Tu esquisses un sourire amusé qui s'éteint tout aussitôt en voyant les regards médusés des invités. Ah. Merde. Tu as oublié l'espace d'un instant que tous les B-Yldnn étaient présents et... Quel con. Tes oreilles deviennent rouges et tu préfères baisser la tête. Le rire d'Ellen ne s'arrête pas. Ton cœur bat à tout rompre, tu imagines très bien quel genre de regard t'offre Siobhàn : un peu d'exaspération et de gêne. Elle doit être en train de vider son verre de vin blanc en espérant que la blague se fasse oublier – tout comme toi. Le silence demeure quelques secondes et la voix de Sloan retentit à nouveau. « Tu n'as pas tort ! Mais dans la famille, on sait danser. Tu sens un peu de revanche dans ses mots. Musique, s'il vous plaît. »

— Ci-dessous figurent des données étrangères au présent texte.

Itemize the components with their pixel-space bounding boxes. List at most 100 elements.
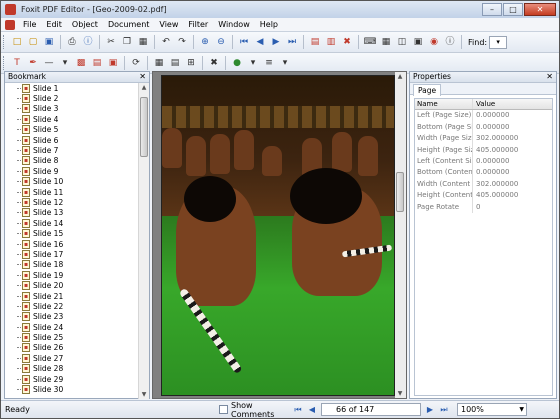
zoom-select[interactable]: 100% ▼	[457, 403, 527, 416]
stamp-icon[interactable]: ◉	[427, 35, 441, 49]
print-icon[interactable]: ⎙	[65, 35, 79, 49]
bookmark-item[interactable]: ▪ Slide 12	[5, 197, 139, 207]
property-row[interactable]: Width (Page Size) 302.000000	[415, 133, 552, 145]
bookmark-scrollbar[interactable]: ▲ ▼	[138, 83, 149, 399]
close-button[interactable]: ✕	[524, 3, 556, 16]
close-panel-icon[interactable]: ✕	[139, 72, 146, 82]
menu-window[interactable]: Window	[213, 18, 255, 32]
save-icon[interactable]: ▣	[42, 35, 56, 49]
show-comments-label[interactable]: Show Comments	[231, 401, 291, 419]
undo-icon[interactable]: ↶	[159, 35, 173, 49]
bookmark-item[interactable]: ▪ Slide 3	[5, 104, 139, 114]
document-scrollbar[interactable]: ▲ ▼	[395, 72, 406, 398]
bookmark-item[interactable]: ▪ Slide 24	[5, 322, 139, 332]
crop-icon[interactable]: ⊞	[184, 56, 198, 70]
next-page-button[interactable]: ▶	[424, 404, 436, 416]
split-icon[interactable]: ◫	[395, 35, 409, 49]
bookmark-item[interactable]: ▪ Slide 1	[5, 83, 139, 93]
property-row[interactable]: Height (Page Size)405.000000	[415, 144, 552, 156]
cut-icon[interactable]: ✂	[104, 35, 118, 49]
first-page-icon[interactable]: ⏮	[237, 35, 251, 49]
bookmark-item[interactable]: ▪ Slide 8	[5, 156, 139, 166]
close-panel-icon[interactable]: ✕	[546, 72, 553, 82]
toolbar-grip[interactable]	[3, 56, 6, 70]
line-tool-icon[interactable]: —	[42, 56, 56, 70]
menu-document[interactable]: Document	[103, 18, 154, 32]
prev-page-button[interactable]: ◀	[306, 404, 318, 416]
property-row[interactable]: Left (Page Size) 0.000000	[415, 110, 552, 122]
bookmark-item[interactable]: ▪ Slide 23	[5, 312, 139, 322]
delete-page-icon[interactable]: ✖	[340, 35, 354, 49]
bookmark-item[interactable]: ▪ Slide 9	[5, 166, 139, 176]
image-tool-icon[interactable]: ▤	[90, 56, 104, 70]
layout-icon[interactable]: ▦	[379, 35, 393, 49]
tools-icon[interactable]: ✖	[207, 56, 221, 70]
bookmark-item[interactable]: ▪ Slide 5	[5, 125, 139, 135]
document-view[interactable]: ▲ ▼	[152, 71, 407, 399]
toolbar-grip[interactable]	[3, 35, 6, 49]
bookmark-item[interactable]: ▪ Slide 19	[5, 270, 139, 280]
object-tool-icon[interactable]: ▣	[106, 56, 120, 70]
menu-view[interactable]: View	[154, 18, 183, 32]
bookmark-item[interactable]: ▪ Slide 22	[5, 301, 139, 311]
bookmark-item[interactable]: ▪ Slide 13	[5, 208, 139, 218]
redo-icon[interactable]: ↷	[175, 35, 189, 49]
first-page-button[interactable]: ⏮	[292, 404, 304, 416]
property-row[interactable]: Width (Content Size)302.000000	[415, 178, 552, 191]
shape-tool-icon[interactable]: ▩	[74, 56, 88, 70]
bookmark-item[interactable]: ▪ Slide 28	[5, 364, 139, 374]
open-icon[interactable]: ▢	[26, 35, 40, 49]
bookmark-item[interactable]: ▪ Slide 2	[5, 93, 139, 104]
view-icon[interactable]: ▣	[411, 35, 425, 49]
align-icon[interactable]: ≡	[262, 56, 276, 70]
property-row[interactable]: Left (Content Size)0.000000	[415, 155, 552, 168]
minimize-button[interactable]: –	[482, 3, 502, 16]
menu-file[interactable]: File	[18, 18, 41, 32]
find-dropdown[interactable]: ▾	[489, 35, 508, 49]
bookmark-item[interactable]: ▪ Slide 4	[5, 114, 139, 124]
menu-filter[interactable]: Filter	[183, 18, 213, 32]
next-page-icon[interactable]: ▶	[269, 35, 283, 49]
bookmark-item[interactable]: ▪ Slide 6	[5, 135, 139, 145]
color-icon[interactable]: ●	[230, 56, 244, 70]
property-row[interactable]: Bottom (Page Size)0.000000	[415, 121, 552, 134]
menu-help[interactable]: Help	[255, 18, 283, 32]
bookmark-item[interactable]: ▪ Slide 30	[5, 384, 139, 395]
col-value[interactable]: Value	[473, 99, 495, 109]
bookmark-item[interactable]: ▪ Slide 21	[5, 291, 139, 301]
pdf-page[interactable]	[161, 75, 395, 396]
tab-page[interactable]: Page	[413, 84, 442, 96]
property-row[interactable]: Height (Content Size)405.000000	[415, 190, 552, 202]
new-icon[interactable]: □	[10, 35, 24, 49]
bookmark-item[interactable]: ▪ Slide 25	[5, 332, 139, 343]
property-row[interactable]: Page Rotate 0	[415, 201, 552, 213]
extract-page-icon[interactable]: ▥	[324, 35, 338, 49]
bookmark-item[interactable]: ▪ Slide 18	[5, 260, 139, 270]
maximize-button[interactable]: □	[503, 3, 523, 16]
align-dropdown-icon[interactable]: ▾	[278, 56, 292, 70]
bookmark-item[interactable]: ▪ Slide 11	[5, 187, 139, 197]
info-icon[interactable]: ⓘ	[81, 35, 95, 49]
prev-page-icon[interactable]: ◀	[253, 35, 267, 49]
property-row[interactable]: Bottom (Content Size)0.000000	[415, 167, 552, 179]
bookmark-item[interactable]: ▪ Slide 20	[5, 280, 139, 291]
color-dropdown-icon[interactable]: ▾	[246, 56, 260, 70]
pen-tool-icon[interactable]: ✒	[26, 56, 40, 70]
keyboard-icon[interactable]: ⌨	[363, 35, 377, 49]
menu-edit[interactable]: Edit	[41, 18, 67, 32]
bookmark-item[interactable]: ▪ Slide 16	[5, 239, 139, 249]
page-number-field[interactable]: 66 of 147	[321, 403, 421, 416]
rotate-icon[interactable]: ⟳	[129, 56, 143, 70]
bookmark-item[interactable]: ▪ Slide 10	[5, 177, 139, 187]
bookmark-item[interactable]: ▪ Slide 7	[5, 145, 139, 156]
col-name[interactable]: Name	[415, 99, 473, 110]
text-tool-icon[interactable]: T	[10, 56, 24, 70]
bookmark-item[interactable]: ▪ Slide 14	[5, 218, 139, 228]
properties-icon[interactable]: ⓘ	[443, 35, 457, 49]
insert-page-icon[interactable]: ▤	[308, 35, 322, 49]
bookmark-item[interactable]: ▪ Slide 15	[5, 228, 139, 239]
show-comments-checkbox[interactable]	[219, 405, 228, 414]
ungroup-icon[interactable]: ▤	[168, 56, 182, 70]
copy-icon[interactable]: ❐	[120, 35, 134, 49]
bookmark-item[interactable]: ▪ Slide 17	[5, 249, 139, 259]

Les notes s'enchaînent, sortie de nulle part. Tu lèves le bout de ton nez d'un coup. « Ooh pitié... »
« Sloan, ce n'est peut-être pas le moment. »
« Mais si, mais si aller, levez-vous, dansez ! Et fêtons les vingt ans d'Ellen ainsi que son retour du Cambodge. »

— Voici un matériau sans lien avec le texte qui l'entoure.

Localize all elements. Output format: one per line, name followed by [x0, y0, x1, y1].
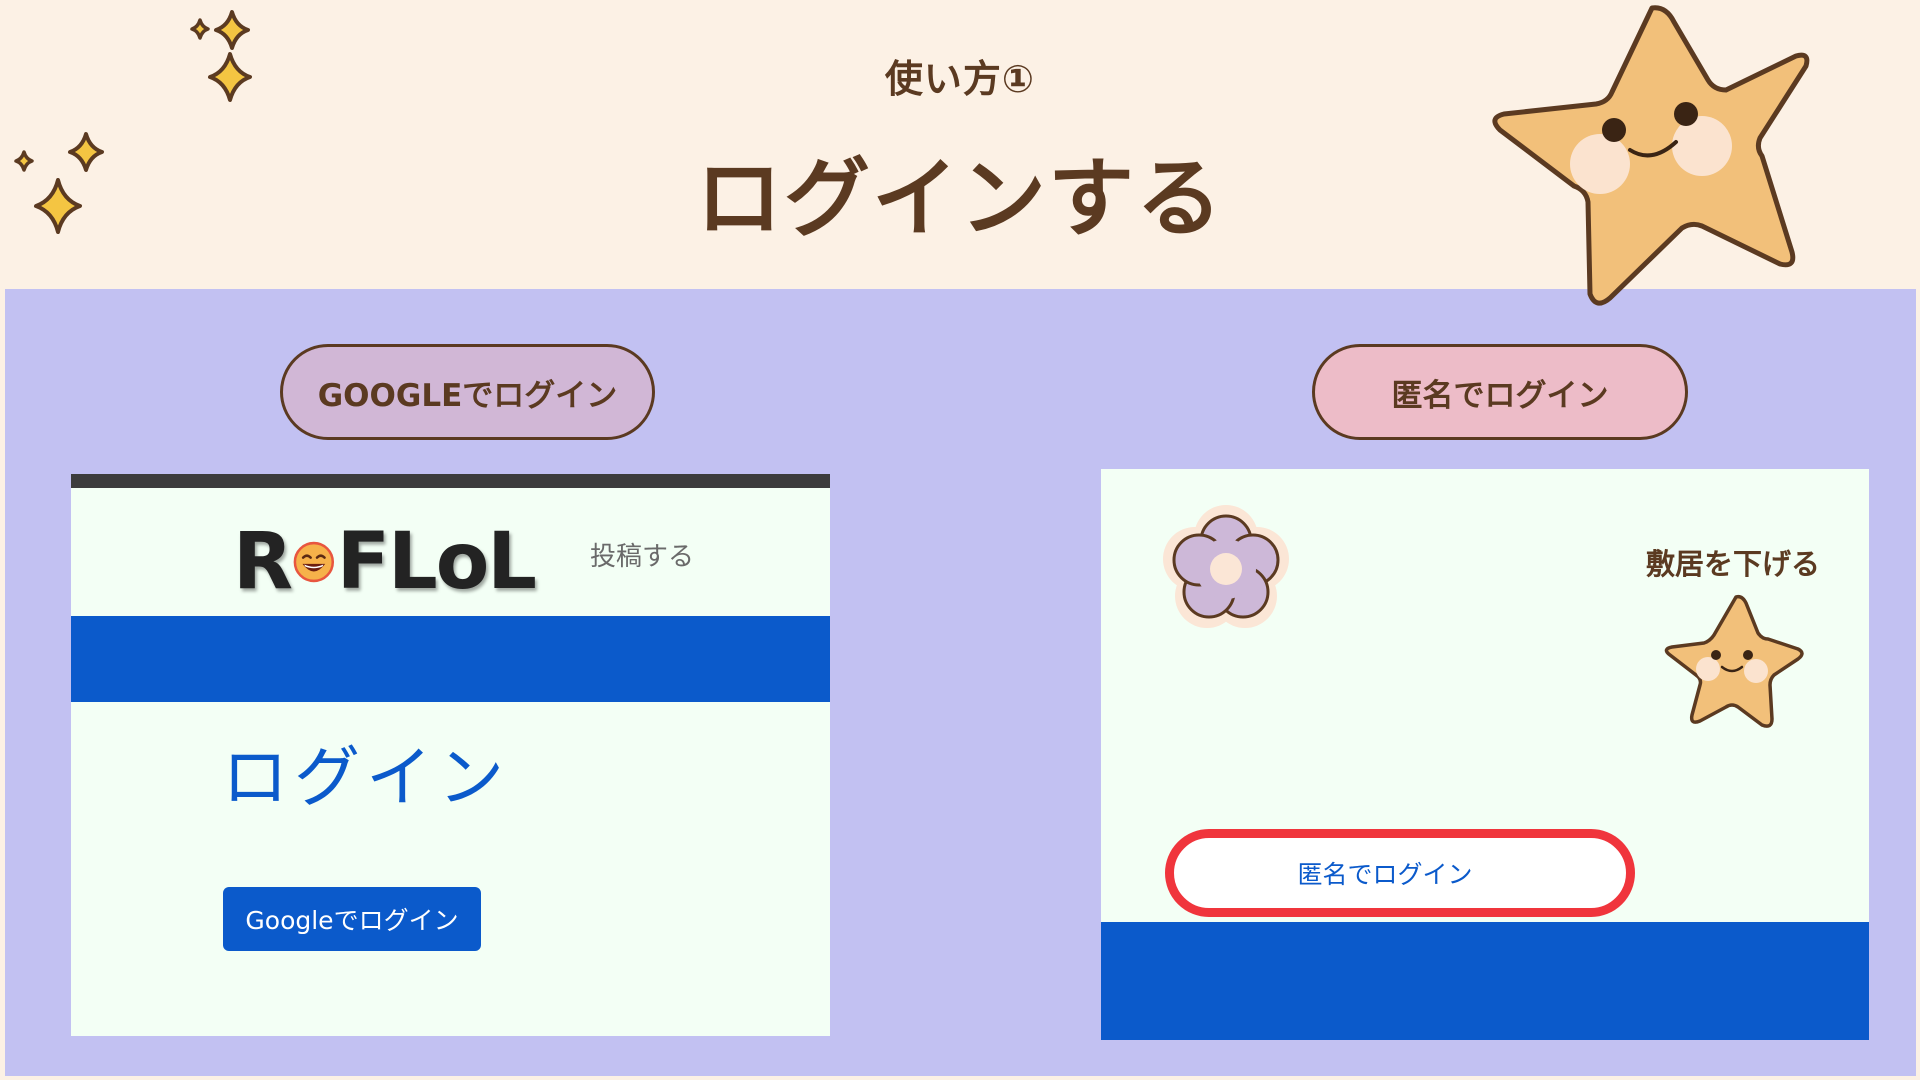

L'ensemble de la table se lève, tous semblent ravis sauf les soeurs – et toi, forcément. Tu ne sais pas danser, et encore moins la valse. Plusieurs couples entament, au milieu de la grande salle. Siobhàn se rapproche de toi, un sourire pendant sur ses lippes. « Bienvenue chez les B-Yldnn. » Tu déglutis. C'est donc ça, l'Enfer ?
Tu poses ta main sur sa taille et ton autre paume empoigne sa comparse. Tu débutes, hésitant. Tu pars sur la droite et te laisses bercer la musique, il t'arrive même de fermer les paupières.

« Je ne savais pas que tu faisais de la littérature. »
« J'ai arrêté après un an, ça ne m'intéressait pas. J'étais juste un peu perdu et ma mère m'a poussé dans cette voie. Elle écrit des romans pendant son temps libre. Mais je n'ai aucune imagination et aucune patience pour ce genre de choses. »
« En effet. » Elle repose sa tête contre ton épaule et tu perds l'équilibre pendant un millième de seconde. Tes doigts se crispent sur sa robe, le malaise renaît. Il te suffit de constater que personne ne s'attarde sur vous pour reprendre un peu plus confiance en toi.

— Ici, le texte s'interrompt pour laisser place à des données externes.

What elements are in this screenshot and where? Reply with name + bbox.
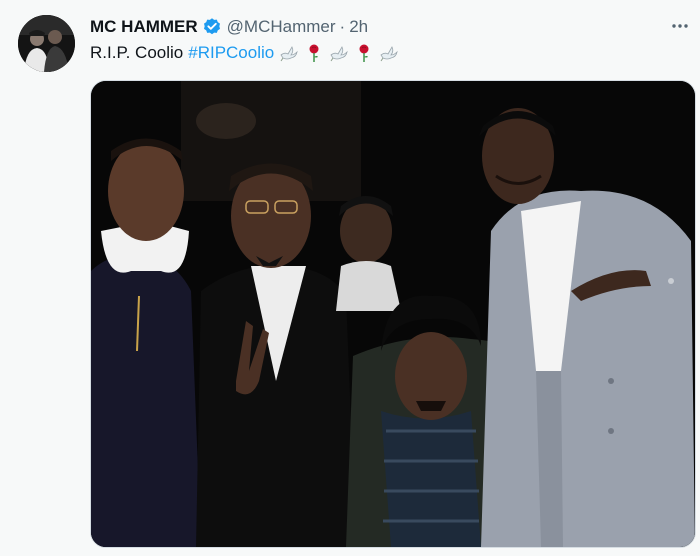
verified-badge-icon: [202, 17, 222, 37]
dove-icon: [279, 43, 299, 63]
more-options-icon[interactable]: [668, 14, 692, 38]
tweet-text-body: R.I.P. Coolio: [90, 43, 184, 62]
dove-icon: [329, 43, 349, 63]
hashtag-link[interactable]: #RIPCoolio: [188, 43, 274, 63]
display-name[interactable]: MC HAMMER: [90, 17, 198, 37]
tweet-card: MC HAMMER @MCHammer · 2h R.I.P. Coolio #…: [0, 0, 700, 556]
avatar[interactable]: [18, 15, 75, 72]
timestamp[interactable]: 2h: [349, 17, 368, 37]
rose-icon: [304, 43, 324, 63]
tweet-text: R.I.P. Coolio #RIPCoolio: [90, 41, 399, 65]
dove-icon: [379, 43, 399, 63]
tweet-header: MC HAMMER @MCHammer · 2h: [90, 15, 368, 39]
separator-dot: ·: [339, 17, 346, 36]
user-handle[interactable]: @MCHammer: [227, 17, 336, 37]
rose-icon: [354, 43, 374, 63]
tweet-photo[interactable]: [90, 80, 696, 548]
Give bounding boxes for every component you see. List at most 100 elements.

Le changement de partenaire s'effectue, tu manques de marcher sur les pieds de deux danseurs avant de retrouver ta nouvelle cavalière. Ellen.



« Tu sais danser l'chinois ? »
« ... Je suis coréen. » Elle rit.
« Blablabla. »
« Ca t'arrive d'être sympa, des fois ? » Tu sembles exaspéré.
« Bien sûr que oui ! La preuve, je t'aurais pincé les fesses si tu n'étais pas le copain de ma sœur. »

Tu vires au rouge et par réflexe, mets les fesses en arrière. Elle est vraiment dingue, et elle en rit. Tu croises Sloan dansant avec Siobhàn. Ils ne vous regardent même pas.
C'était cette époque où ils te faisaient tant confiance et qu'Ellen riait si fort.

« Je déconne oooh ! »



« Arrête de mater mes seins. »
« Pardon ? »
« Je sais que je suis vraiment canon dans cette robe mais tu pourrais te faire plus discret. Tu es en couple, Hannibal. »

Qu'est-ce qu'elle raconte ? Tu ne regardais pas sa poitrine mais par-dessus son épaule et – ah merde, elle te fusille du regard.

« Je te fais marcher, couillon va. »

Tu la hais. Elle te fait passer par un sacré ascenseur émotionnel, tu n'es pas sûr de pouvoir survivre jusqu'à la fin de la fête.

« Cette musique me barbe, mon dieuuu. Qu'est-ce je donnerai pour écouter un bon gros morceau de metaaaal, yeaaah. »

Elle fait ce signe étrange que tu as déjà vu dans les concerts de rock, en tirant la langue et en retroussant le bout de son nez. Tu pouffes et elle remet sa main dans la tienne.

Et depuis ce soir, c'est comme si tu ne l'avais plus jamais lâché.